EDITORS like dark poems better than joyful ones, I have heard. Or, some writers may believe, cynicism is hipper than sincerity. I have been warned against writing too many “happy” poems, as if happiness has the power to turn a poem into a Hallmark card.
Poet Aimee Nezhukumatathil blows such speculations out of the water with her third book, Lucky Fish. You could say that this charming and buoyant book is “about” a lot of things — finding a home, love — but really, these poems point toward the importance of attentiveness as a path to joy, however fragile. And while the poems are lucid enough that even the most inexperienced poetry reader would find pleasure in them, they are, like joy itself, anything but predictable or simple.
Lucky Fish begins with the section “The Globe Is Just an Asterisk”; these poems cross the globe, sweeping through familiar Nezhukumatathil territory — her family’s homelands, the Philippines and India, and folklore and factoids from the life sciences and cooking. In the second section, “Sweet Tooth,” the poet gradually narrows her focus to a home in upstate New York, teaching, and marriage. The final section, “Lucky Penny,” contains work about motherhood, including the most beautiful, powerful poem about an unplanned C-section I have ever read (“Birth Geographic”).
As in her first two books, Miracle Fruit and At the Drive-In Volcano, the array of subject matter dazzles (flowers that eat people, moray eels), and so does the language (a pie “pipe[s] hot steamsongs”).

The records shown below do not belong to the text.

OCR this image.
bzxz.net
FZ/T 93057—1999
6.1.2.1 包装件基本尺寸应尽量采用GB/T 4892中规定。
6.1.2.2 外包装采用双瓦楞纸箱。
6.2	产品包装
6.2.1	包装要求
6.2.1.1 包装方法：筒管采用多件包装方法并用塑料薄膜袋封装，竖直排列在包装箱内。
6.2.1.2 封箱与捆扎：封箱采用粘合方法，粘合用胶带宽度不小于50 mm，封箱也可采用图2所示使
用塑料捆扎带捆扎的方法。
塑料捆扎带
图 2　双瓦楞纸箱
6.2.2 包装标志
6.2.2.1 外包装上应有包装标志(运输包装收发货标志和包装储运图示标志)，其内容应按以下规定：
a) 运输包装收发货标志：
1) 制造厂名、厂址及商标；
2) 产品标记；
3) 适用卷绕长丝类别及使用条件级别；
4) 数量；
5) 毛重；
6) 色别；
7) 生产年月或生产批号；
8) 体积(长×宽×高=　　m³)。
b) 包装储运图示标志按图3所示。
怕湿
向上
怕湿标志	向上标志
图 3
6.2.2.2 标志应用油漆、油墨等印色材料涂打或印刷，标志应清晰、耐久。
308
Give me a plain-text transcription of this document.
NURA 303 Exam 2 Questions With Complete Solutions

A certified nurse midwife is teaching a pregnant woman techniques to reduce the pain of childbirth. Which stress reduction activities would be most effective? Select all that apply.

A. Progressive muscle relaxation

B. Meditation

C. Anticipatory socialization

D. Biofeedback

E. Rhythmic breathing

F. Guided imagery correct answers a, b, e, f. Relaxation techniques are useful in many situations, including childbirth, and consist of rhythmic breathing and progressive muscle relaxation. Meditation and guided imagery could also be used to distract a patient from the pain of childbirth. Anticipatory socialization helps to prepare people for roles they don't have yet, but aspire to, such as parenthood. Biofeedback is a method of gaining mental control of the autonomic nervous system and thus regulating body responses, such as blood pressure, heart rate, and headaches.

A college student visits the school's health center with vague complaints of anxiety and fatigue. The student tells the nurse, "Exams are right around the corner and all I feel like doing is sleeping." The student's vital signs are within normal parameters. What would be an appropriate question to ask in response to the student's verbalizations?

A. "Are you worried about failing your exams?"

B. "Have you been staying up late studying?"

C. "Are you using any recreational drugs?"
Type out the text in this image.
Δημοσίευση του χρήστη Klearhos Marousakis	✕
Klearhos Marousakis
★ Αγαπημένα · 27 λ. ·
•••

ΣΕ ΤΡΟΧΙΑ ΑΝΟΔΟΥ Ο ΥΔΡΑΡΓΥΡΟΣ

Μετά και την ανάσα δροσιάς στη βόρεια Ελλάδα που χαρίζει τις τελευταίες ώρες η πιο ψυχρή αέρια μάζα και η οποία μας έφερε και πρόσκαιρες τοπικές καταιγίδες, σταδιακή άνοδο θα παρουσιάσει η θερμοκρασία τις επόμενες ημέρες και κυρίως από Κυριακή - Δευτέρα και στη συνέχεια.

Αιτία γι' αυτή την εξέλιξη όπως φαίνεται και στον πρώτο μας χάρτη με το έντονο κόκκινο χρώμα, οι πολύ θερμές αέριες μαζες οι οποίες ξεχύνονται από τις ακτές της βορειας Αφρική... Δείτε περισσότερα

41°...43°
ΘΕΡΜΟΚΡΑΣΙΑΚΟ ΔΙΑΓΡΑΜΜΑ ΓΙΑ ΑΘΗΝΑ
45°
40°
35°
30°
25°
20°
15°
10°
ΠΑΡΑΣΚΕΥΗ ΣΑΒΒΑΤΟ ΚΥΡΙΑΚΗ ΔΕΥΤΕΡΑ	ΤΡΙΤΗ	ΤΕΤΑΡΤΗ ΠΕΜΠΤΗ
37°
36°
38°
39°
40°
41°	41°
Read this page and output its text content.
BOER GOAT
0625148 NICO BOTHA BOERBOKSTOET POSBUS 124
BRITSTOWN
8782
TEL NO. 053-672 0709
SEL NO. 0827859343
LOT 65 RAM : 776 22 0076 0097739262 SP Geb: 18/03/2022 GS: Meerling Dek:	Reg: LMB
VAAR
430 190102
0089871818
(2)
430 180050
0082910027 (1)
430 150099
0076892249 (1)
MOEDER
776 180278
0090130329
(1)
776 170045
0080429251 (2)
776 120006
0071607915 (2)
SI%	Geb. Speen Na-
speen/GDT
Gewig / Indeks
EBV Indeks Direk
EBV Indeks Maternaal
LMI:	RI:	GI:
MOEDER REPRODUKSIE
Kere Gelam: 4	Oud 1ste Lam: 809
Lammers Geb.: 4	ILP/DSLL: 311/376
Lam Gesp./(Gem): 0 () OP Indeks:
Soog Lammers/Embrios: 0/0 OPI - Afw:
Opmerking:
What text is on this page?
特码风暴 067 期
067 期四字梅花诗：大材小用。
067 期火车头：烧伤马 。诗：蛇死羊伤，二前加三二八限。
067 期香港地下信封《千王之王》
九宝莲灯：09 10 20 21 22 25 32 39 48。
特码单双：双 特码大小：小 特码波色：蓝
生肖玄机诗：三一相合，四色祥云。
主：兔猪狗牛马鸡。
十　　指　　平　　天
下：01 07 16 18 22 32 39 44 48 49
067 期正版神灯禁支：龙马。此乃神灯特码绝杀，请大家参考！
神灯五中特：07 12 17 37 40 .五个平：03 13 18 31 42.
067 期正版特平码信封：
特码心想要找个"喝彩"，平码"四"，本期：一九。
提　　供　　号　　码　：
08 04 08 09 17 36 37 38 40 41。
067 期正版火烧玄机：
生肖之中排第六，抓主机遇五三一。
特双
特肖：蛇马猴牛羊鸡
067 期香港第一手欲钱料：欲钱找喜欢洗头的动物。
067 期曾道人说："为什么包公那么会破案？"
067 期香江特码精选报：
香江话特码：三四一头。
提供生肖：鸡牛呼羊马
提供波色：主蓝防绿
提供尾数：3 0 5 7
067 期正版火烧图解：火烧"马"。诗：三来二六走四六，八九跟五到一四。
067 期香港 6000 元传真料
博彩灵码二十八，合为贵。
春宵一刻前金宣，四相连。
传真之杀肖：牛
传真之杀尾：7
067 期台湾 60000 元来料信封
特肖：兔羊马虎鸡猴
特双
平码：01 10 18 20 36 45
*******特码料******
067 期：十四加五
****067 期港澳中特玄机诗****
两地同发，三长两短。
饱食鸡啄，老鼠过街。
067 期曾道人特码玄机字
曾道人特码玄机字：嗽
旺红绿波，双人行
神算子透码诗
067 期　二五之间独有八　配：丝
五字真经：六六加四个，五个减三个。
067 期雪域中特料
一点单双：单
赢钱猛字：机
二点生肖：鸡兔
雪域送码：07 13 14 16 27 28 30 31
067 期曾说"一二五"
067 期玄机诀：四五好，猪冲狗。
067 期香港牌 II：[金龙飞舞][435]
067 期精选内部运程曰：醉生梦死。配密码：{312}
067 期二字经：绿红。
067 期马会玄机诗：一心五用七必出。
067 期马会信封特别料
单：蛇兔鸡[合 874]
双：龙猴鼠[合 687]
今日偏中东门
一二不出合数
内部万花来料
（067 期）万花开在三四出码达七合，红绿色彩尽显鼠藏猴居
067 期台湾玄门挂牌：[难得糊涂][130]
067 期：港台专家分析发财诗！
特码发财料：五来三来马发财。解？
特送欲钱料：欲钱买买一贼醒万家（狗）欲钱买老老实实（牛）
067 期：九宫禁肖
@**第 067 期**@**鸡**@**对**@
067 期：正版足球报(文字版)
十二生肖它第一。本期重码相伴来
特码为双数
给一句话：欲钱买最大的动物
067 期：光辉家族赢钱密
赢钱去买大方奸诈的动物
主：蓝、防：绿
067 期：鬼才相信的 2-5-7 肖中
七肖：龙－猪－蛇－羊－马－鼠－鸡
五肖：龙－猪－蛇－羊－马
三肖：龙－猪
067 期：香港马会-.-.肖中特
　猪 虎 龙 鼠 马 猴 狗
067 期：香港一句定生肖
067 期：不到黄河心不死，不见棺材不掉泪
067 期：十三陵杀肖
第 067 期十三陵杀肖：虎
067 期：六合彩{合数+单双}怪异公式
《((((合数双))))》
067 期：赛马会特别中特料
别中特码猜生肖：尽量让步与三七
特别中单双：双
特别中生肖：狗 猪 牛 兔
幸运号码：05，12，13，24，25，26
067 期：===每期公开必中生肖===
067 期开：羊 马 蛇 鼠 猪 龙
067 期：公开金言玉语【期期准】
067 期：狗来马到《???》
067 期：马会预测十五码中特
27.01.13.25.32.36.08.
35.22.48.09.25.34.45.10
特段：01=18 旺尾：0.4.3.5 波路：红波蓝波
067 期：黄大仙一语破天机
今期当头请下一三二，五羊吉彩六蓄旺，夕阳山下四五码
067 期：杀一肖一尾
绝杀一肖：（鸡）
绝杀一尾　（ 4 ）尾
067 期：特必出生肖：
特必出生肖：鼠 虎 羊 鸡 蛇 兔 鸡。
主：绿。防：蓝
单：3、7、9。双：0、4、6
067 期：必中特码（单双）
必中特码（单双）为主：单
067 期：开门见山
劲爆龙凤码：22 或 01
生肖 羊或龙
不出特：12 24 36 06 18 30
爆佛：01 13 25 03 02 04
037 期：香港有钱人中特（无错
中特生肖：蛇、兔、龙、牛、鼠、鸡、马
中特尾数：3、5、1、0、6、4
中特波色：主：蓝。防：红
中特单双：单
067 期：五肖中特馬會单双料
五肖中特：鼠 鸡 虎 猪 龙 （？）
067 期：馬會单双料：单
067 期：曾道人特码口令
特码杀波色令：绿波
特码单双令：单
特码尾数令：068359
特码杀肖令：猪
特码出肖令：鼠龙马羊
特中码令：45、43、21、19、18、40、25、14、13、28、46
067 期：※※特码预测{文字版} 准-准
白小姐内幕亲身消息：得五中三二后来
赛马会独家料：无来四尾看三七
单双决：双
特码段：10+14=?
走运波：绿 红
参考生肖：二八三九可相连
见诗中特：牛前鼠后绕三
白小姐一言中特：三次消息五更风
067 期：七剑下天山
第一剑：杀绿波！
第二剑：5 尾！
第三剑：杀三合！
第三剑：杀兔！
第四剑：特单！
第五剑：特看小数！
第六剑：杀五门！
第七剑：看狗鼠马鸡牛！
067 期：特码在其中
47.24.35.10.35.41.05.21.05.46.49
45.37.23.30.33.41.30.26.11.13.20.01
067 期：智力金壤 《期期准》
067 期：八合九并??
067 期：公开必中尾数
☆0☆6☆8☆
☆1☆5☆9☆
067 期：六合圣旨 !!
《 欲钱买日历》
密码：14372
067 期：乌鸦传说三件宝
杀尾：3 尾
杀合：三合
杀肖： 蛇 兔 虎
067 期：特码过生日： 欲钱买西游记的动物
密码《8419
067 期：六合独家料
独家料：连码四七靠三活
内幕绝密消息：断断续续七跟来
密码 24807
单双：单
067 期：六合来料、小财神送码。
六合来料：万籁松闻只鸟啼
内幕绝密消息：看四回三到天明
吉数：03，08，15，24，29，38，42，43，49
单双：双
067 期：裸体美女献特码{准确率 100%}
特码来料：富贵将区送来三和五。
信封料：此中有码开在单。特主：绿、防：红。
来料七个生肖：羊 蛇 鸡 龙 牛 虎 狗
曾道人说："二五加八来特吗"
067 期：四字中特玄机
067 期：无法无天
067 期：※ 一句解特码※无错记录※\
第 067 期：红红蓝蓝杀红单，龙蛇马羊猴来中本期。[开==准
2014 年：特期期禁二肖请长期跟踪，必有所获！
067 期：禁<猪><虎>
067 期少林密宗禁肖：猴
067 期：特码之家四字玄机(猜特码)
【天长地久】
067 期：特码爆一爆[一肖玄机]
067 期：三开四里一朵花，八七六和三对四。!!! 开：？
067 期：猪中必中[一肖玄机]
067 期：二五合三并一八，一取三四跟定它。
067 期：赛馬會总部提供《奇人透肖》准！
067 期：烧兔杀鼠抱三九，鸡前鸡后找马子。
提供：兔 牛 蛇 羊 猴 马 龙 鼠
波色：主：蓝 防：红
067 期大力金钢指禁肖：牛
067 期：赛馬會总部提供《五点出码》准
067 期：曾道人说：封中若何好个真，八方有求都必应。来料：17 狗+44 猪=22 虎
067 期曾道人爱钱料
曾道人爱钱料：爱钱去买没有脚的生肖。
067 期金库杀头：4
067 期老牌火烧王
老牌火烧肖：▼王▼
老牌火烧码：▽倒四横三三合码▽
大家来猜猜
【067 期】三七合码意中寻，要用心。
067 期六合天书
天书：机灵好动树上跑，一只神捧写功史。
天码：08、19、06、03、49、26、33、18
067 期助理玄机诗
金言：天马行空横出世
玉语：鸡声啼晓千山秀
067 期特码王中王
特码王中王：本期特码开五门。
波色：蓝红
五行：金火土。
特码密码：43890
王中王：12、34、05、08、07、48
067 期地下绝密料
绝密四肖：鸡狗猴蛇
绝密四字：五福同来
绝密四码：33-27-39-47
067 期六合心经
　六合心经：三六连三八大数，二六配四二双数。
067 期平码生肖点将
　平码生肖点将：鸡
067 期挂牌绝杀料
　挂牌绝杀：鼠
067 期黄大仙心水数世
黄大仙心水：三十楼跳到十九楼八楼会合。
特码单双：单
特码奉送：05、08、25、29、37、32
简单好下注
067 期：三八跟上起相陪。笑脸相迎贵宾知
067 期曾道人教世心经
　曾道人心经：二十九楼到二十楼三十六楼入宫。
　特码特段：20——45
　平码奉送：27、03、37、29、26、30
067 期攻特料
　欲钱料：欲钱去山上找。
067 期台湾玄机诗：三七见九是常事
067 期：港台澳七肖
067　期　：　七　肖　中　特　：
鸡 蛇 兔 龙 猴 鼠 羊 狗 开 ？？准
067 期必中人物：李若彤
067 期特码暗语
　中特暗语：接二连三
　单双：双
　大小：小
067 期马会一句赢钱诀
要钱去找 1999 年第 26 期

But in this book, the author is better than ever at resisting conclusions, relying instead on the associative power of images to build in the reader’s subconscious.
In “Paper Person,” a poem speculating on the origins of paper in ancient China, an interplay builds among the eunuch-scribe collecting wasps that “spread / [mulberry wood pulp] into thin walls, spit casings for a whole / ochre nest to spin in their sleep”; the “inky curl” of his calligraphy; the pile of bodies near his candle, a “pile of wing / and mandible rolled into striped / commas”; and the speaker’s wondering about the “space / between his legs, the void of tailed cells . . . [h]is skin there thin as the very [first] paper.”
This same resistance to closure allows Nezhukumatathil to magnificently bind the domestic and the political in some of the book’s later poems. In “Waiting for Him to Speak,” the speaker reflects on the animals that will become extinct before her son begins to talk. The poem simply ends, “he will have his books. He will always have his books,” suggesting both the substitute for experience that books can be — the picture-book world of “hippos wearing pajamas” — and the power that reading books might someday give any child, educating him to one day make a difference in the world, however battered that world might already be.
And what of happiness? Nezhukumatathil seems of two minds: On one hand, “we make our own happiness,” she says repeatedly in the poem “Inside the Happiness Factory.” However, threaded throughout this volume is an understanding of risk and randomness — of luck. If the mulberry tree had been chopped down, the speaker says in one poem, she never would have found the man she loves. And why, in the poem “Toy Universe,” are her children playing with toys while children in China are locked in factories to make them? “I am a lucky fish,” she declares in yet another poem.
In a recent interview with The Rumpus, Nezhukumatathil mentioned the quote by Rachel Carson that she puts on one of her teaching syllabi: “The more clearly we can focus our attention on the wonders of the universe, the less taste we shall have for the destruction of our race.” It’s a task Nezhukumatathil seems to have taken to heart. Lucky us.